Há algum tempo, os grupos que defendem a inclusão em todos os espaços definiram alguns passos fundamentais, que são válidos até hoje:

mudança da visão social: é preciso um trabalho contínuo e permanente de sensibilização da sociedade;

inclusão escolar: ao entrarem na escola, as crianças que têm alguma deficiência devem ser integradas no ambiente de aprendizagem e nas relações professor-aluno e aluno-aluno;

instituição de mecanismos fortalecedores de direitos: destinação de verbas públicas para políticas de inclusão e participação das entidades de defesa das pessoas com deficiências nos espaços de decisão;

cumprimento da legislação: o Estatuto da Pessoa com Deficiência foi instituído pela Lei 13.146/2015. O capítulo IV fala especificamente sobre o direito à educação e o dever do Estado, da família, da comunidade escolar e da sociedade de assegurarem esse direito;

utilização da mídia, cibercultura e novas tecnologias: os meios de comunicação têm um importante papel na difusão do pensamento inclusivo.
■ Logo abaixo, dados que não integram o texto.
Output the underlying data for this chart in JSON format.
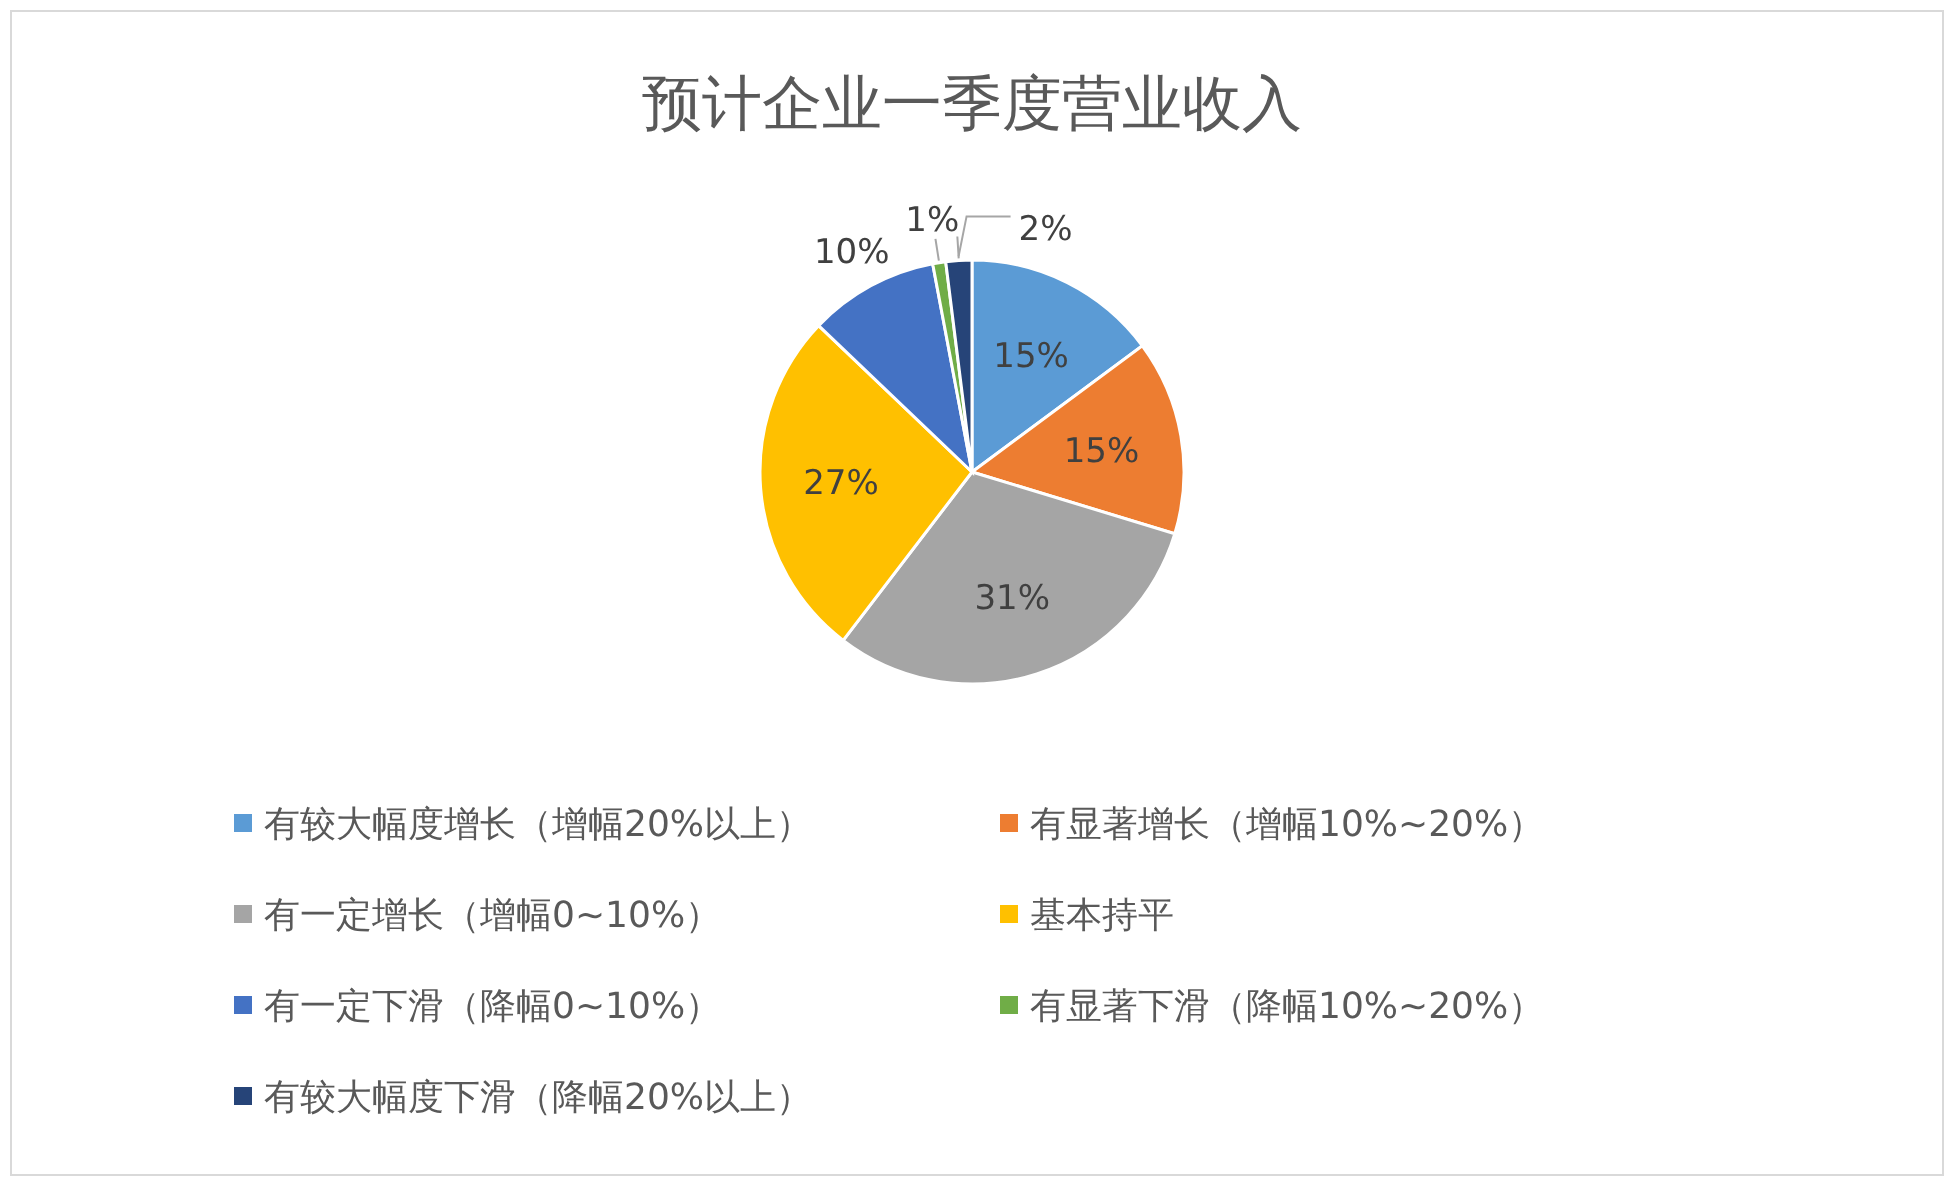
{
  "chart_data": {
    "type": "pie",
    "title": "预计企业一季度营业收入",
    "categories": [
      "有较大幅度增长（增幅20%以上）",
      "有显著增长（增幅10%~20%）",
      "有一定增长（增幅0~10%）",
      "基本持平",
      "有一定下滑（降幅0~10%）",
      "有显著下滑（降幅10%~20%）",
      "有较大幅度下滑（降幅20%以上）"
    ],
    "values": [
      15,
      15,
      31,
      27,
      10,
      1,
      2
    ],
    "value_labels": [
      "15%",
      "15%",
      "31%",
      "27%",
      "10%",
      "1%",
      "2%"
    ],
    "colors": [
      "#5b9bd5",
      "#ed7d31",
      "#a5a5a5",
      "#ffc000",
      "#4472c4",
      "#70ad47",
      "#264478"
    ],
    "legend": "bottom"
  }
}
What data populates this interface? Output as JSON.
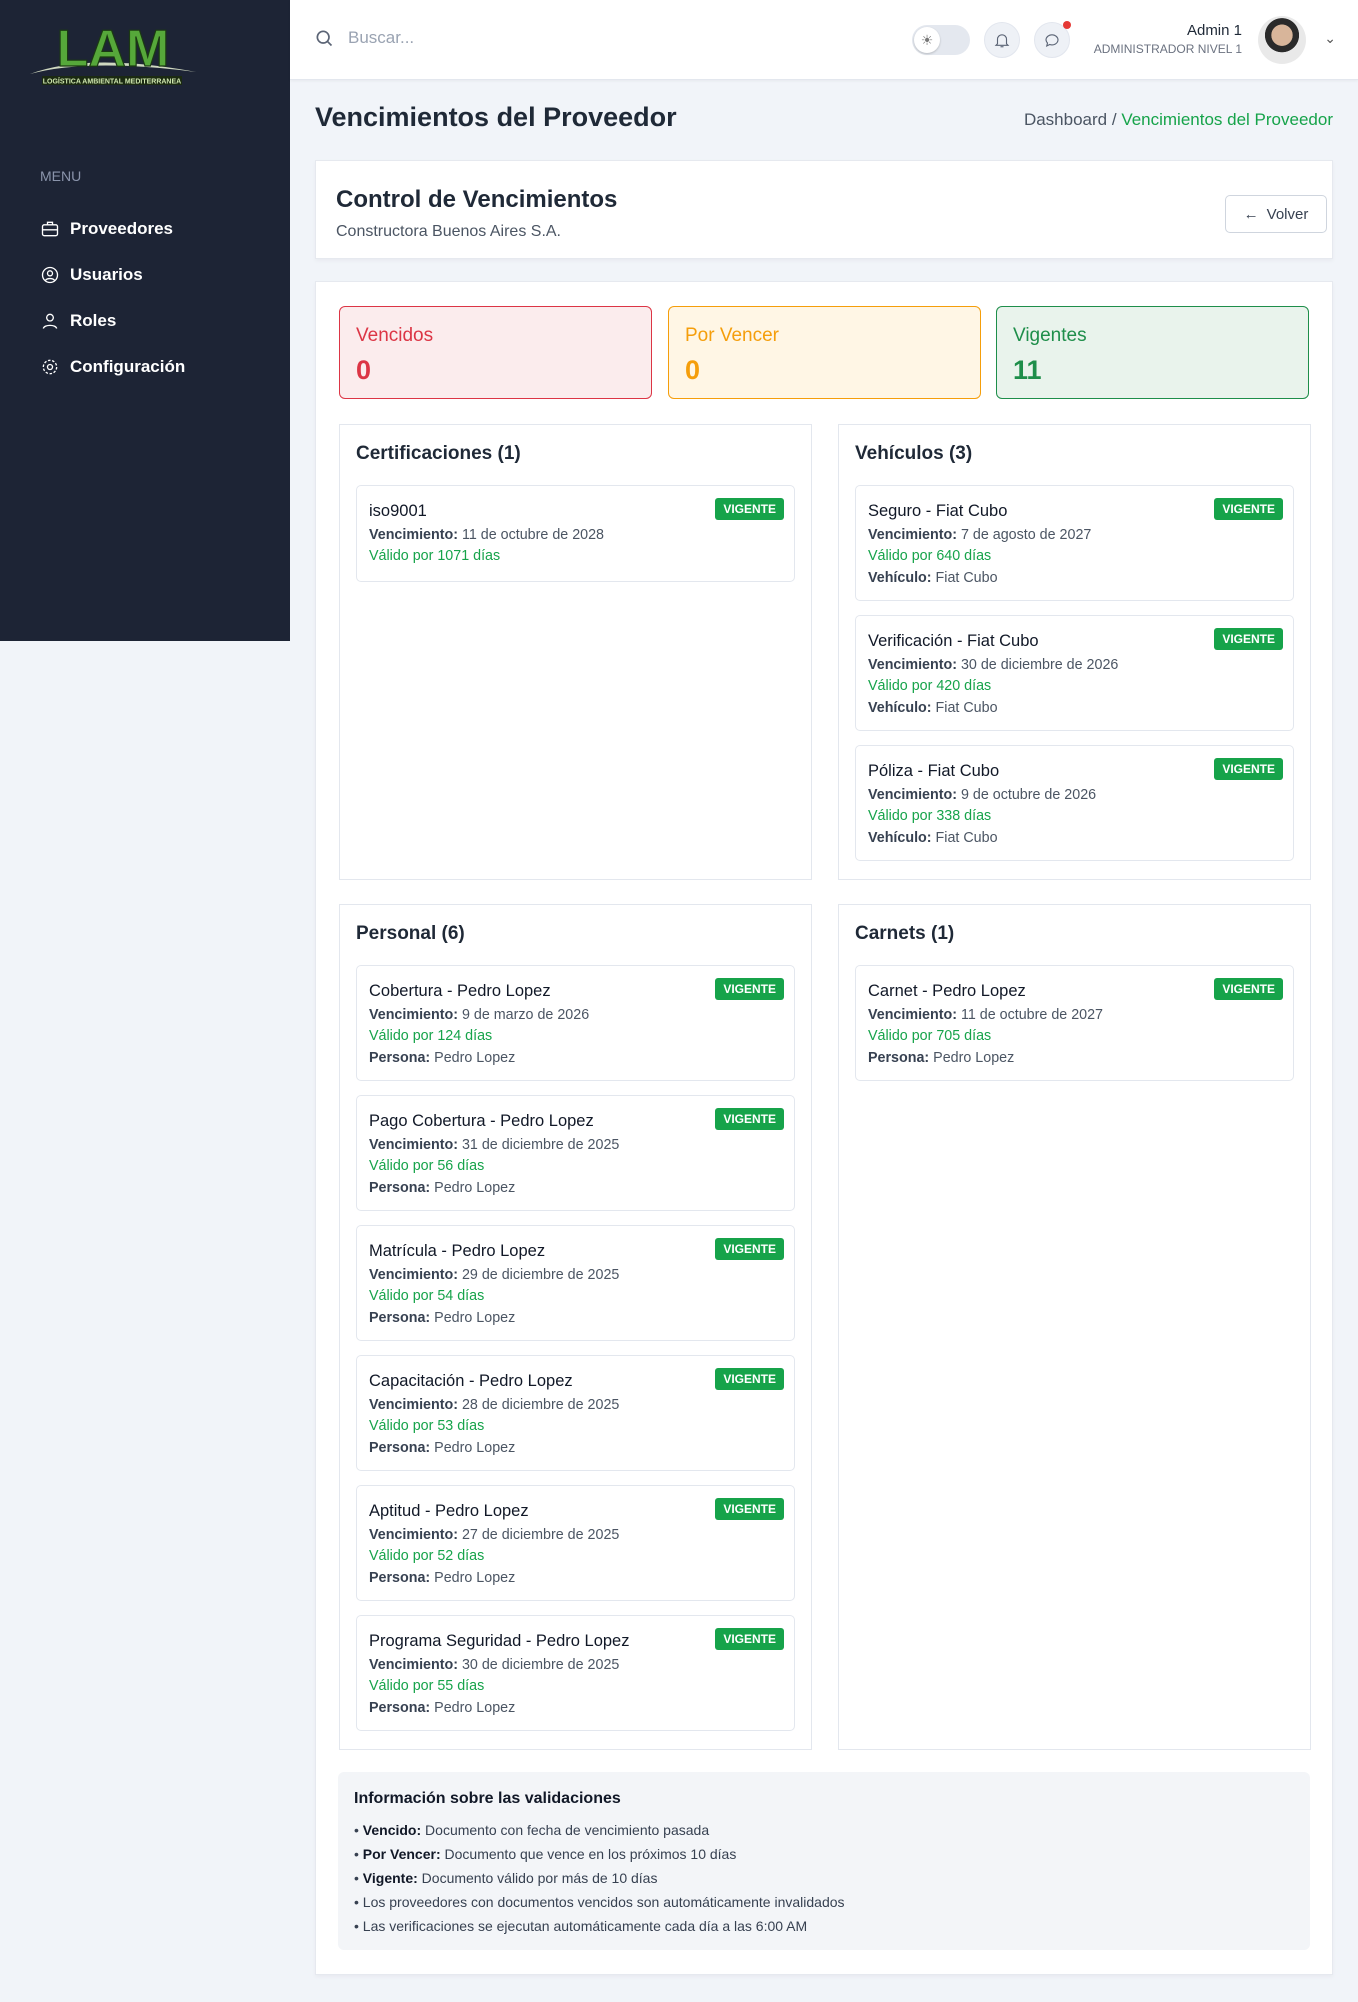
{
  "logo": {
    "text": "LAM",
    "tagline": "LOGÍSTICA AMBIENTAL MEDITERRANEA"
  },
  "sidebar": {
    "menu_label": "MENU",
    "items": [
      {
        "label": "Proveedores",
        "icon": "briefcase-icon"
      },
      {
        "label": "Usuarios",
        "icon": "user-circle-icon"
      },
      {
        "label": "Roles",
        "icon": "user-icon"
      },
      {
        "label": "Configuración",
        "icon": "gear-icon"
      }
    ]
  },
  "header": {
    "search_placeholder": "Buscar...",
    "user_name": "Admin 1",
    "user_role": "ADMINISTRADOR NIVEL 1"
  },
  "page": {
    "title": "Vencimientos del Proveedor",
    "breadcrumb": [
      "Dashboard /",
      "Vencimientos del Proveedor"
    ]
  },
  "control": {
    "title": "Control de Vencimientos",
    "subtitle": "Constructora Buenos Aires S.A.",
    "back_label": "Volver"
  },
  "stats": [
    {
      "label": "Vencidos",
      "value": "0",
      "color": "#dc3545",
      "bg": "#fbeced"
    },
    {
      "label": "Por Vencer",
      "value": "0",
      "color": "#f59e0b",
      "bg": "#fff6e5"
    },
    {
      "label": "Vigentes",
      "value": "11",
      "color": "#1e8e4a",
      "bg": "#e9f3ec"
    }
  ],
  "sections": [
    {
      "title": "Certificaciones (1)",
      "items": [
        {
          "name": "iso9001",
          "status": "VIGENTE",
          "vencimiento_label": "Vencimiento:",
          "vencimiento": "11 de octubre de 2028",
          "valid": "Válido por 1071 días"
        }
      ]
    },
    {
      "title": "Vehículos (3)",
      "items": [
        {
          "name": "Seguro - Fiat Cubo",
          "status": "VIGENTE",
          "vencimiento_label": "Vencimiento:",
          "vencimiento": "7 de agosto de 2027",
          "valid": "Válido por 640 días",
          "extra_label": "Vehículo:",
          "extra": "Fiat Cubo"
        },
        {
          "name": "Verificación - Fiat Cubo",
          "status": "VIGENTE",
          "vencimiento_label": "Vencimiento:",
          "vencimiento": "30 de diciembre de 2026",
          "valid": "Válido por 420 días",
          "extra_label": "Vehículo:",
          "extra": "Fiat Cubo"
        },
        {
          "name": "Póliza - Fiat Cubo",
          "status": "VIGENTE",
          "vencimiento_label": "Vencimiento:",
          "vencimiento": "9 de octubre de 2026",
          "valid": "Válido por 338 días",
          "extra_label": "Vehículo:",
          "extra": "Fiat Cubo"
        }
      ]
    },
    {
      "title": "Personal (6)",
      "items": [
        {
          "name": "Cobertura - Pedro Lopez",
          "status": "VIGENTE",
          "vencimiento_label": "Vencimiento:",
          "vencimiento": "9 de marzo de 2026",
          "valid": "Válido por 124 días",
          "extra_label": "Persona:",
          "extra": "Pedro Lopez"
        },
        {
          "name": "Pago Cobertura - Pedro Lopez",
          "status": "VIGENTE",
          "vencimiento_label": "Vencimiento:",
          "vencimiento": "31 de diciembre de 2025",
          "valid": "Válido por 56 días",
          "extra_label": "Persona:",
          "extra": "Pedro Lopez"
        },
        {
          "name": "Matrícula - Pedro Lopez",
          "status": "VIGENTE",
          "vencimiento_label": "Vencimiento:",
          "vencimiento": "29 de diciembre de 2025",
          "valid": "Válido por 54 días",
          "extra_label": "Persona:",
          "extra": "Pedro Lopez"
        },
        {
          "name": "Capacitación - Pedro Lopez",
          "status": "VIGENTE",
          "vencimiento_label": "Vencimiento:",
          "vencimiento": "28 de diciembre de 2025",
          "valid": "Válido por 53 días",
          "extra_label": "Persona:",
          "extra": "Pedro Lopez"
        },
        {
          "name": "Aptitud - Pedro Lopez",
          "status": "VIGENTE",
          "vencimiento_label": "Vencimiento:",
          "vencimiento": "27 de diciembre de 2025",
          "valid": "Válido por 52 días",
          "extra_label": "Persona:",
          "extra": "Pedro Lopez"
        },
        {
          "name": "Programa Seguridad - Pedro Lopez",
          "status": "VIGENTE",
          "vencimiento_label": "Vencimiento:",
          "vencimiento": "30 de diciembre de 2025",
          "valid": "Válido por 55 días",
          "extra_label": "Persona:",
          "extra": "Pedro Lopez"
        }
      ]
    },
    {
      "title": "Carnets (1)",
      "items": [
        {
          "name": "Carnet - Pedro Lopez",
          "status": "VIGENTE",
          "vencimiento_label": "Vencimiento:",
          "vencimiento": "11 de octubre de 2027",
          "valid": "Válido por 705 días",
          "extra_label": "Persona:",
          "extra": "Pedro Lopez"
        }
      ]
    }
  ],
  "info": {
    "title": "Información sobre las validaciones",
    "items": [
      {
        "label": "Vencido:",
        "text": " Documento con fecha de vencimiento pasada"
      },
      {
        "label": "Por Vencer:",
        "text": " Documento que vence en los próximos 10 días"
      },
      {
        "label": "Vigente:",
        "text": " Documento válido por más de 10 días"
      },
      {
        "label": "",
        "text": "Los proveedores con documentos vencidos son automáticamente invalidados"
      },
      {
        "label": "",
        "text": "Las verificaciones se ejecutan automáticamente cada día a las 6:00 AM"
      }
    ]
  },
  "colors": {
    "sidebar": "#1d2435",
    "accent": "#16a34a"
  }
}
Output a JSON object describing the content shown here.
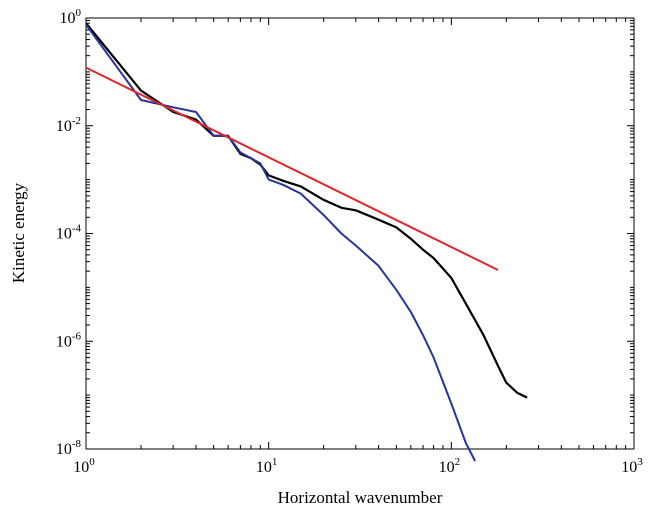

Além disso, a tecnologia desempenha a função de criar ferramentas para facilitar o acesso, como programas de computador para deficientes visuais e auditivos, entre outros aparelhos.

Mais do que um esforço do governo em suas diferentes escalas, é preciso também uma maior ação social para a promoção de políticas de inclusão social. Isso envolve diversas áreas da sociedade, como a educação, a cultura, entre outros. Por isso, esforços coletivos e individuais que visem romper preconceitos e ações coercitivas são necessários para uma melhor vivência cotidiana.